Managing IoT systems can be broken down into 3 activities:

  • Provisioning: configuring the components to do what is required;
  • Monitoring: detecting excursions from correct operation; and
  • Repair: causing action to be taken to correct excursions;

In the 5D Architecture, the Management layer is shown as potentially discontinuous. The optimal situation is to have a single, integrated management layer for the entire system. While this may not always be possible, a single management layer is worth striving for. A single, integrated management layer will:

  • Minimize support Staff education, since all components and services are managed in the same way;
  • Accelerate issue detection and root cause.

Like Presentation and Communication, Storing of data has long been thought of as an IoT system goal in itself. The Information Value Chain shows why this is not so. That said, storing data collected and information created in the 5D Architecture is critical to its success, especially for the continuous improvement function of the Develop component. The Storage service is shown as potentially discontinuous in recognition of the reality that while the ideal is that all data in the 5D Architecture would be integrated, in practice there are sometimes unavoidable discontinuities, especially where existing business systems are integrated into the 5D Architecture, such as to provide planning and delivery management functionality in the Dispatch and Deliver components.

Some key principals:

  • Integration: Integrate the data store as much as possible.
  • Latency: Minimize IoT system and data store latency by ensuring it is not used as an intermediate communication mechanism between components or services. Put another way: data storage is at the edge rather than in the center of the 5D Architecture.
  • Flexibility: Expect that the data to be stored with change over time, often radically. Choose storage technologies and schemas which are data and domain agnostic to as great an extent as possible and which minimize the complexity and effort required to change them.

IoT systems are complex, very large scale and present many pitfalls for the system architect.
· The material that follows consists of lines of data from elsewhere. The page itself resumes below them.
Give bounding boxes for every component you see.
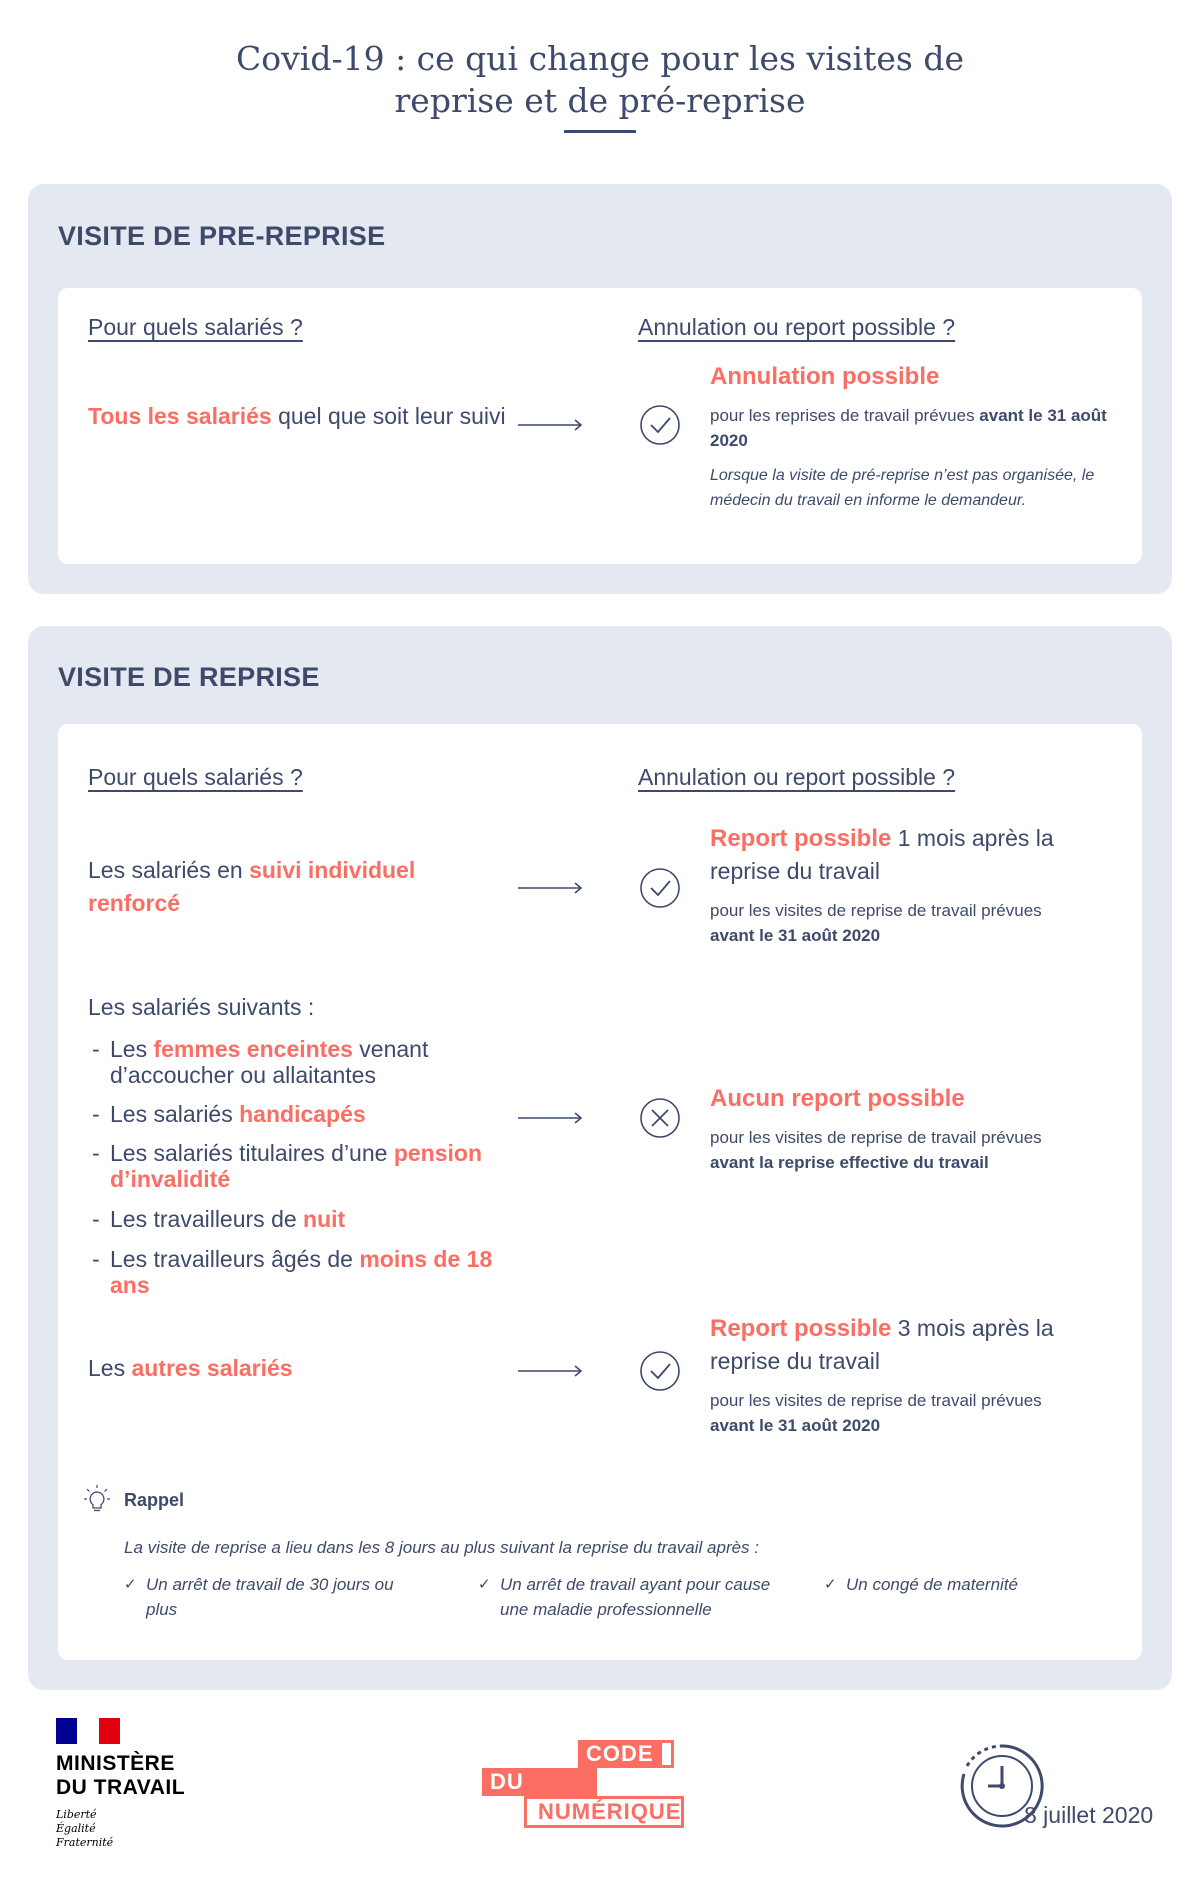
col-header-annulation: Annulation ou report possible ?	[638, 314, 956, 340]
pre-reprise-card: Pour quels salariés ? Annulation ou repo…	[58, 288, 1142, 564]
report-possible-label: Report possible	[710, 1315, 892, 1342]
pre-reprise-result: Annulation possible pour les reprises de…	[710, 360, 1130, 513]
arrow-right-icon	[518, 1112, 583, 1124]
page-title-line2: reprise et de pré-reprise	[394, 81, 806, 120]
list-item: - Les salariés handicapés	[88, 1101, 508, 1127]
rappel-item: ✓ Un arrêt de travail ayant pour cause un…	[478, 1572, 778, 1622]
list-item-text: Les salariés titulaires d’une	[110, 1140, 394, 1166]
pre-reprise-condition-text: pour les reprises de travail prévues	[710, 406, 980, 425]
annulation-possible-label: Annulation possible	[710, 363, 940, 390]
rappel-label: Rappel	[124, 1490, 185, 1510]
list-item: - Les travailleurs âgés de moins de 18 an…	[88, 1246, 508, 1298]
reprise-card: Pour quels salariés ? Annulation ou repo…	[58, 724, 1142, 1660]
row2-intro: Les salariés suivants :	[88, 994, 315, 1020]
rappel-item: ✓ Un congé de maternité	[824, 1572, 1124, 1597]
list-item-highlight: femmes enceintes	[153, 1036, 353, 1062]
checkmark-icon: ✓	[124, 1576, 137, 1593]
reprise-row2-result: Aucun report possible pour les visites d…	[710, 1082, 1130, 1175]
list-item-text: Les	[110, 1036, 154, 1062]
rappel-item-text: Un congé de maternité	[846, 1575, 1018, 1594]
arrow-right-icon	[518, 882, 583, 894]
row1-condition-date: avant le 31 août 2020	[710, 926, 881, 945]
checkmark-icon: ✓	[478, 1576, 491, 1593]
marianne-flag-icon	[56, 1718, 120, 1744]
list-item-highlight: handicapés	[239, 1101, 366, 1127]
logo-line-numerique: NUMÉRIQUE	[538, 1799, 682, 1824]
pre-reprise-target: Tous les salariés quel que soit leur sui…	[88, 400, 508, 433]
arrow-right-icon	[518, 1365, 583, 1377]
list-dash: -	[92, 1206, 100, 1232]
row2-condition-date: avant la reprise effective du travail	[710, 1153, 989, 1172]
publication-date: 8 juillet 2020	[1024, 1802, 1154, 1828]
check-circle-icon	[640, 405, 680, 445]
list-dash: -	[92, 1246, 100, 1272]
pre-reprise-target-highlight: Tous les salariés	[88, 403, 272, 429]
pre-reprise-target-rest: quel que soit leur suivi	[271, 403, 506, 429]
ministry-name-line2: DU TRAVAIL	[56, 1776, 186, 1799]
row3-target-text: Les	[88, 1355, 132, 1381]
cross-circle-icon	[640, 1098, 680, 1138]
reprise-row3-target: Les autres salariés	[88, 1352, 508, 1385]
row3-condition-text: pour les visites de reprise de travail p…	[710, 1391, 1042, 1410]
page-title: Covid-19 : ce qui change pour les visite…	[0, 38, 1200, 122]
report-possible-label: Report possible	[710, 825, 892, 852]
row2-condition: pour les visites de reprise de travail p…	[710, 1125, 1130, 1175]
col-header-annulation: Annulation ou report possible ?	[638, 764, 956, 790]
arrow-right-icon	[518, 419, 583, 431]
list-item: - Les travailleurs de nuit	[88, 1206, 508, 1232]
logo-line-code: CODE	[578, 1740, 662, 1768]
list-item-text: Les travailleurs âgés de	[110, 1246, 360, 1272]
title-underline	[564, 130, 636, 133]
row3-condition-date: avant le 31 août 2020	[710, 1416, 881, 1435]
col-header-salaries: Pour quels salariés ?	[88, 764, 303, 790]
pre-reprise-condition: pour les reprises de travail prévues ava…	[710, 403, 1130, 453]
check-circle-icon	[640, 1351, 680, 1391]
rappel-item-text: Un arrêt de travail de 30 jours ou plus	[146, 1575, 394, 1619]
col-header-salaries: Pour quels salariés ?	[88, 314, 303, 340]
list-dash: -	[92, 1036, 100, 1062]
logo-line-du-travail: DU TRAVAIL	[482, 1768, 598, 1822]
page-title-line1: Covid-19 : ce qui change pour les visite…	[236, 39, 964, 78]
row1-condition: pour les visites de reprise de travail p…	[710, 898, 1130, 948]
motto-egalite: Égalité	[56, 1822, 96, 1835]
motto: Liberté Égalité Fraternité	[56, 1808, 185, 1850]
pre-reprise-section: VISITE DE PRE-REPRISE Pour quels salarié…	[28, 184, 1172, 594]
list-item-text: Les travailleurs de	[110, 1206, 304, 1232]
list-item: - Les salariés titulaires d’une pension d…	[88, 1140, 508, 1192]
aucun-report-label: Aucun report possible	[710, 1085, 965, 1112]
ministry-name-line1: MINISTÈRE	[56, 1752, 175, 1775]
rappel-item: ✓ Un arrêt de travail de 30 jours ou plus	[124, 1572, 424, 1622]
row2-condition-text: pour les visites de reprise de travail p…	[710, 1128, 1042, 1147]
rappel-item-text: Un arrêt de travail ayant pour cause une…	[500, 1575, 771, 1619]
check-circle-icon	[640, 868, 680, 908]
row1-condition-text: pour les visites de reprise de travail p…	[710, 901, 1042, 920]
list-dash: -	[92, 1140, 100, 1166]
list-item-highlight: nuit	[303, 1206, 346, 1232]
reprise-heading: VISITE DE REPRISE	[58, 662, 320, 692]
row3-condition: pour les visites de reprise de travail p…	[710, 1388, 1130, 1438]
lightbulb-icon	[84, 1485, 110, 1512]
pre-reprise-note: Lorsque la visite de pré-reprise n’est p…	[710, 467, 1095, 509]
list-dash: -	[92, 1101, 100, 1127]
motto-fraternite: Fraternité	[56, 1836, 114, 1849]
reprise-row3-result: Report possible 3 mois après la reprise …	[710, 1312, 1130, 1438]
reprise-section: VISITE DE REPRISE Pour quels salariés ? …	[28, 626, 1172, 1690]
reprise-row1-target: Les salariés en suivi individuel renforc…	[88, 854, 508, 920]
row1-target-text: Les salariés en	[88, 857, 250, 883]
row3-target-highlight: autres salariés	[131, 1355, 293, 1381]
ministry-logo: MINISTÈRE DU TRAVAIL Liberté Égalité Fra…	[56, 1718, 185, 1850]
rappel-text: La visite de reprise a lieu dans les 8 j…	[124, 1538, 760, 1557]
pre-reprise-heading: VISITE DE PRE-REPRISE	[58, 221, 386, 251]
list-item: - Les femmes enceintes venant d’accoucher…	[88, 1036, 508, 1088]
reprise-row1-result: Report possible 1 mois après la reprise …	[710, 822, 1130, 948]
list-item-text: Les salariés	[110, 1101, 240, 1127]
motto-liberte: Liberté	[56, 1808, 97, 1821]
checkmark-icon: ✓	[824, 1576, 837, 1593]
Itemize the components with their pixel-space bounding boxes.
Thinking about these systems in terms of the problem to be solved: turning data into value; rather than the technologies they encompass: communications, sensors, presentation, storage, analytics simplifies this architectural problem by focusing on achieving a single, valuable purpose. Once this purpose is in front of us, we can break it down into more easily understood steps, and then figure out how to realized them as components of an overall architecture. The 5D Architecture.